Singapore iron ore futures rebounded on Wednesday after briefly dipping below $100 per metric ton, while the Dalian contract posted marginal gains on concerns over China’s steel output curbs.
The most-active September iron ore contract on the Singapore Exchange was up 1.5% at $101.75 per metric ton, as of 0432 GMT, after falling 0.8% to $99.50 earlier in the session.
The steelmaking ingredient’s most-traded January contract on China’s Dalian Commodity Exchange ended morning trading 0.2% higher at 724 yuan ($100.44) per metric ton in range-bound trading.
Top steel producer China’s policy to cap 2023 output at last year’s level “will make steel mills more cautious in raw material procurement”, Huatai Futures analysts said in a note.
Chinese steel benchmarks, however, were weaker.
Rebar on the Shanghai Futures Exchange dipped 0.4%, hot-rolled coil edged down 0.2%, wire rod lost 0.7%, and stainless steel dropped 0.5%.
Steel demand in China is expected to remain weak in August, consultancy Mysteel said in its weekly outlook.
The inventory of five key steel products in 247 Chinese steel mills continued to rise, not only because of reduced demand caused by adverse weather conditions but also due to ongoing price weakness in the spot market, it said.

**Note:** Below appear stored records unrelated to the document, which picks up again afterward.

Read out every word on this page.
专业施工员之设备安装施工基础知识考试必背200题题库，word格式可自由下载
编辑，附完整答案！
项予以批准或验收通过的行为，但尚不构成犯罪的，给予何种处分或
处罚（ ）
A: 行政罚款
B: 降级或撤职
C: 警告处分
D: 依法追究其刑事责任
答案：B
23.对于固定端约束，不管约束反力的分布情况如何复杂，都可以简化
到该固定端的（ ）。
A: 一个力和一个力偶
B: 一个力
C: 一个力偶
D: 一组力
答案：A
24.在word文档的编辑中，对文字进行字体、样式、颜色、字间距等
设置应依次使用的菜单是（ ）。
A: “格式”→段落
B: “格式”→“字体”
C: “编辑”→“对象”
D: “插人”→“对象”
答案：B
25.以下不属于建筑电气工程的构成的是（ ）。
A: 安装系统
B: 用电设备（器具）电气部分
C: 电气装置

Iron ore retreats on weak China trade data
“Iron ore prices are expected to fluctuate next week driven by the rising demand as steel mills in (China’s production hub) Tangshan City resumed production and the expected downward trend of global shipment for iron ore,” Mysteel said.
“Yet the anticipation of a decrease in hot metal output in China is expected to take the iron ore prices down.”
Prices of other steelmaking ingredients were also firmer, with coking coal and coke on the Dalian exchange up 1.7% and 0.6%, respectively.